Кристина чмокнула Стефано в щеку:
— Спасибо… А кто это пел?
— Понравилось? Все гости в восторге, Бэ-Бэ прямо не отходит от него.
— Это граф или невропатолог?
— Пел наемный тенор, детка. Правда, он не актер и подрабатывает этим ремеслом редко. Сегодня выступил здесь по моей просьбе.
Стефано ушел, пожелав ей спокойной ночи.
Но Кристине уже не сиделось в комнате. Накинув поверх свитера и брюк свой новый меховой жакет, она по боковой лестнице спустилась в холл и, не замеченная никем, выскользнула в парк. Миновав освещенную фонарями площадку у подъезда, девушка скрылась в аллее, ведущей к озеру. Прохладный воздух бодрил, и ощущение осенней свежести, печальной и возвышенной как звучание органа, придало ее шагу летучую легкость.

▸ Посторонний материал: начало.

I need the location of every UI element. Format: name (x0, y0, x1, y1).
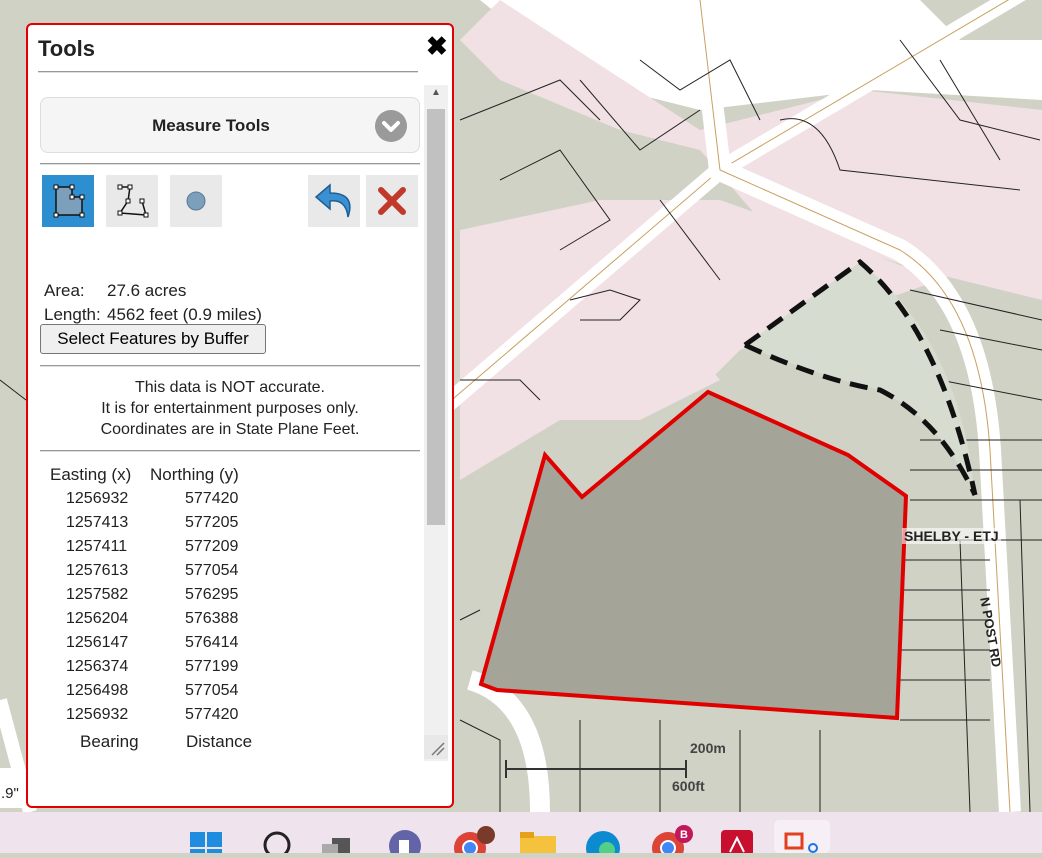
divider (40, 163, 420, 165)
tools-panel: Tools ✖ Measure Tools Area: 27.6 acres L… (26, 23, 454, 808)
easting-value: 1256147 (66, 634, 129, 651)
snipping-tool-icon[interactable] (774, 820, 830, 853)
disclaimer-line-3: Coordinates are in State Plane Feet. (100, 421, 360, 438)
search-icon[interactable] (263, 831, 291, 858)
northing-value: 577205 (185, 514, 239, 531)
easting-value: 1257411 (66, 538, 128, 555)
scroll-up-icon[interactable]: ▲ (424, 87, 448, 103)
distance-header: Distance (186, 732, 253, 751)
easting-value: 1257413 (66, 514, 129, 531)
measure-tools-dropdown[interactable]: Measure Tools (40, 97, 420, 153)
disclaimer-line-2: It is for entertainment purposes only. (101, 400, 359, 417)
easting-value: 1256932 (66, 490, 129, 507)
file-explorer-icon[interactable] (520, 832, 556, 856)
acrobat-icon[interactable] (721, 830, 753, 856)
northing-value: 577420 (185, 706, 239, 723)
undo-icon[interactable] (308, 175, 360, 227)
tools-content: Measure Tools Area: 27.6 acres Length: 4… (28, 85, 428, 785)
scale-label-meters: 200m (690, 740, 726, 756)
etj-label: SHELBY - ETJ (902, 528, 1001, 544)
svg-text:B: B (680, 829, 688, 841)
bearing-header: Bearing (80, 732, 139, 751)
northing-value: 576414 (185, 634, 239, 651)
edge-fragment: .9" (0, 768, 23, 808)
divider (38, 71, 418, 73)
scrollbar[interactable]: ▲ ▼ (424, 85, 448, 761)
taskbar: B (0, 812, 1042, 858)
easting-header: Easting (x) (50, 465, 132, 484)
scale-label-feet: 600ft (672, 778, 705, 794)
polygon-measure-icon[interactable] (42, 175, 94, 227)
chrome-profile-icon[interactable] (454, 826, 495, 858)
easting-value: 1256374 (66, 658, 129, 675)
northing-value: 577420 (185, 490, 239, 507)
disclaimer-line-1: This data is NOT accurate. (135, 379, 325, 396)
scroll-thumb[interactable] (427, 109, 445, 525)
measure-tools-label: Measure Tools (152, 116, 270, 135)
northing-value: 577199 (185, 658, 239, 675)
panel-title: Tools (38, 36, 96, 61)
select-by-buffer-button[interactable]: Select Features by Buffer (40, 324, 266, 354)
chrome-icon[interactable]: B (652, 825, 693, 858)
northing-value: 577054 (185, 562, 239, 579)
length-value: 4562 feet (0.9 miles) (107, 305, 262, 324)
clear-icon[interactable] (366, 175, 418, 227)
northing-value: 577209 (185, 538, 239, 555)
northing-header: Northing (y) (150, 465, 239, 484)
northing-value: 576295 (185, 586, 239, 603)
windows-start-icon[interactable] (190, 832, 222, 853)
teams-icon[interactable] (389, 830, 421, 858)
easting-value: 1257582 (66, 586, 129, 603)
easting-value: 1256498 (66, 682, 129, 699)
easting-value: 1256932 (66, 706, 129, 723)
close-icon[interactable]: ✖ (426, 31, 448, 61)
easting-value: 1257613 (66, 562, 129, 579)
divider (40, 450, 420, 452)
length-label: Length: (44, 305, 101, 324)
polyline-measure-icon[interactable] (106, 175, 158, 227)
easting-value: 1256204 (66, 610, 129, 627)
northing-value: 576388 (185, 610, 239, 627)
divider (40, 365, 420, 367)
task-view-icon[interactable] (322, 838, 350, 856)
area-value: 27.6 acres (107, 281, 187, 300)
edge-icon[interactable] (586, 831, 620, 858)
point-measure-icon[interactable] (170, 175, 222, 227)
resize-handle-icon[interactable] (424, 735, 448, 759)
chevron-down-icon[interactable] (375, 110, 407, 142)
northing-value: 577054 (185, 682, 239, 699)
area-label: Area: (44, 281, 85, 300)
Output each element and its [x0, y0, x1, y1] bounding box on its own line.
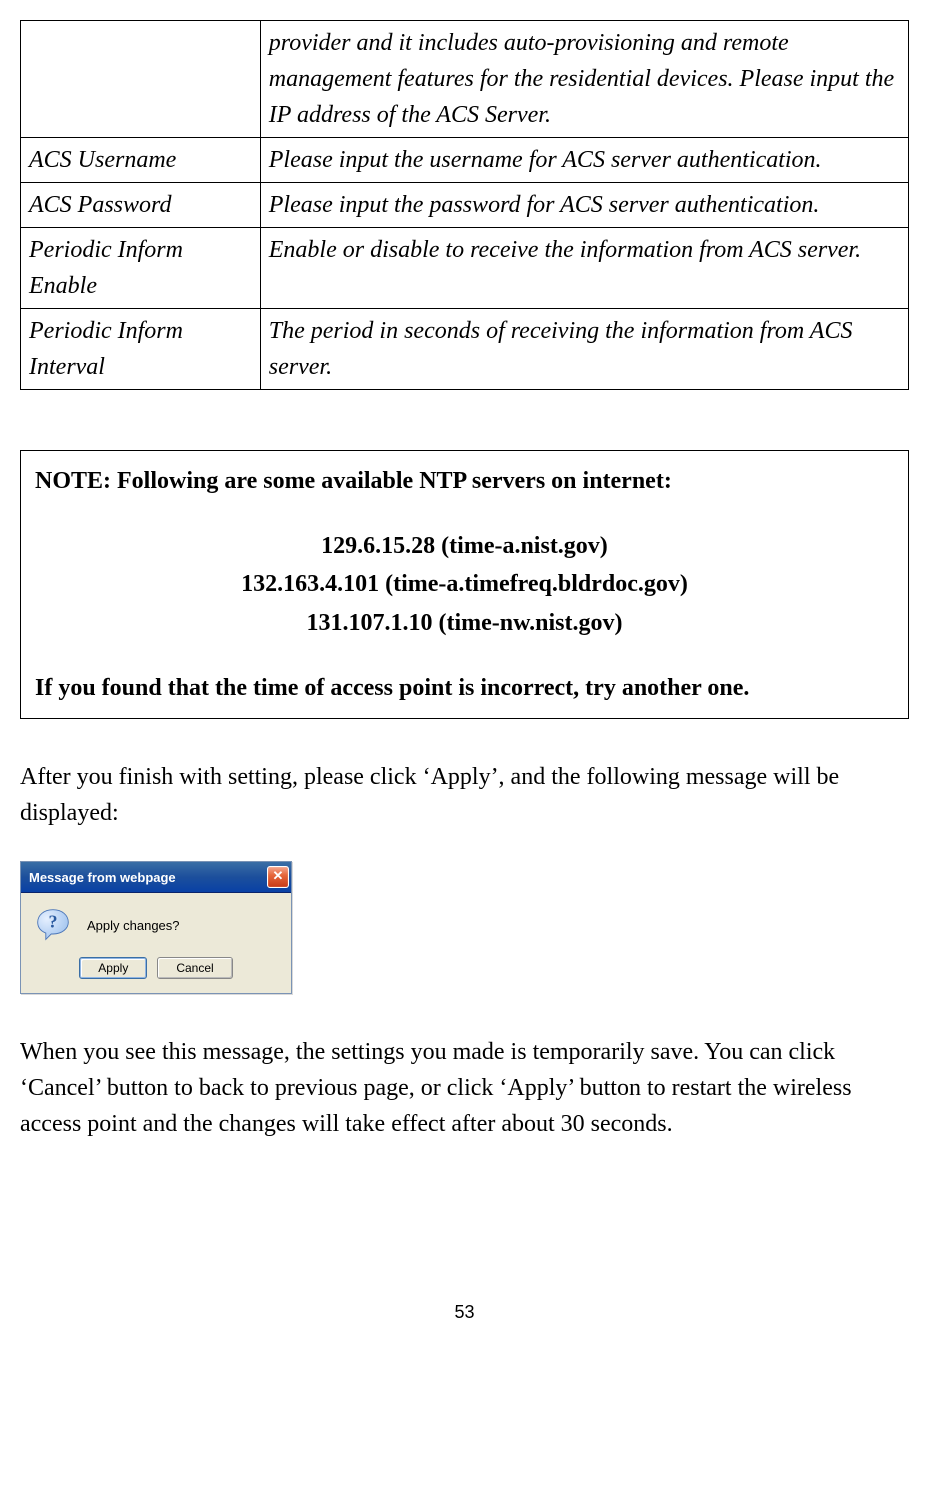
question-icon: ?	[35, 907, 71, 943]
confirmation-dialog: Message from webpage ✕ ? Apply changes? …	[20, 861, 292, 994]
dialog-message: Apply changes?	[87, 918, 180, 933]
table-row: ACS Username Please input the username f…	[21, 138, 909, 183]
param-label: Periodic Inform Interval	[21, 309, 261, 390]
note-footer: If you found that the time of access poi…	[35, 670, 894, 706]
param-label: ACS Username	[21, 138, 261, 183]
table-row: ACS Password Please input the password f…	[21, 183, 909, 228]
table-row: Periodic Inform Interval The period in s…	[21, 309, 909, 390]
dialog-titlebar: Message from webpage ✕	[21, 862, 291, 893]
cancel-button[interactable]: Cancel	[157, 957, 232, 979]
table-row: provider and it includes auto-provisioni…	[21, 21, 909, 138]
param-label: Periodic Inform Enable	[21, 228, 261, 309]
note-heading: NOTE: Following are some available NTP s…	[35, 463, 894, 499]
param-desc: provider and it includes auto-provisioni…	[260, 21, 908, 138]
svg-text:?: ?	[49, 912, 58, 932]
paragraph-before-dialog: After you finish with setting, please cl…	[20, 759, 909, 831]
paragraph-after-dialog: When you see this message, the settings …	[20, 1034, 909, 1142]
param-desc: Enable or disable to receive the informa…	[260, 228, 908, 309]
param-desc: Please input the username for ACS server…	[260, 138, 908, 183]
param-label	[21, 21, 261, 138]
ntp-server-1: 129.6.15.28 (time-a.nist.gov)	[35, 527, 894, 565]
dialog-title: Message from webpage	[29, 870, 176, 885]
ntp-server-3: 131.107.1.10 (time-nw.nist.gov)	[35, 604, 894, 642]
ntp-server-2: 132.163.4.101 (time-a.timefreq.bldrdoc.g…	[35, 565, 894, 603]
note-box: NOTE: Following are some available NTP s…	[20, 450, 909, 719]
close-icon[interactable]: ✕	[267, 866, 289, 888]
param-label: ACS Password	[21, 183, 261, 228]
page-number: 53	[20, 1302, 909, 1323]
apply-button[interactable]: Apply	[79, 957, 147, 979]
parameters-table: provider and it includes auto-provisioni…	[20, 20, 909, 390]
param-desc: Please input the password for ACS server…	[260, 183, 908, 228]
table-row: Periodic Inform Enable Enable or disable…	[21, 228, 909, 309]
param-desc: The period in seconds of receiving the i…	[260, 309, 908, 390]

Однажды, еще пятнадцатилетней комсомолкой, Кристина посетила с группой школьников Ригу. Латвия была союзной республикой, а проезд учеников в дни осенних каникул стоил совсем недорого. Они гуляли по старому городу, кормили с рук белок в парке на холме, а потом как-то вдруг — смеющиеся и разгоряченные — попали в собор, полный торжественно замерших в сумраке людей. От впервые услышанных звуков органа у Кристины перехватило дух, а в тайных летописях души навсегда остались вместе прощальная грусть засыпающего до весны парка и величественные аккорды, рвущиеся в небо. Смертное и вечное, великая печаль и бессмертная надежда — рука об руку, в непостижимом, томящем душу единстве…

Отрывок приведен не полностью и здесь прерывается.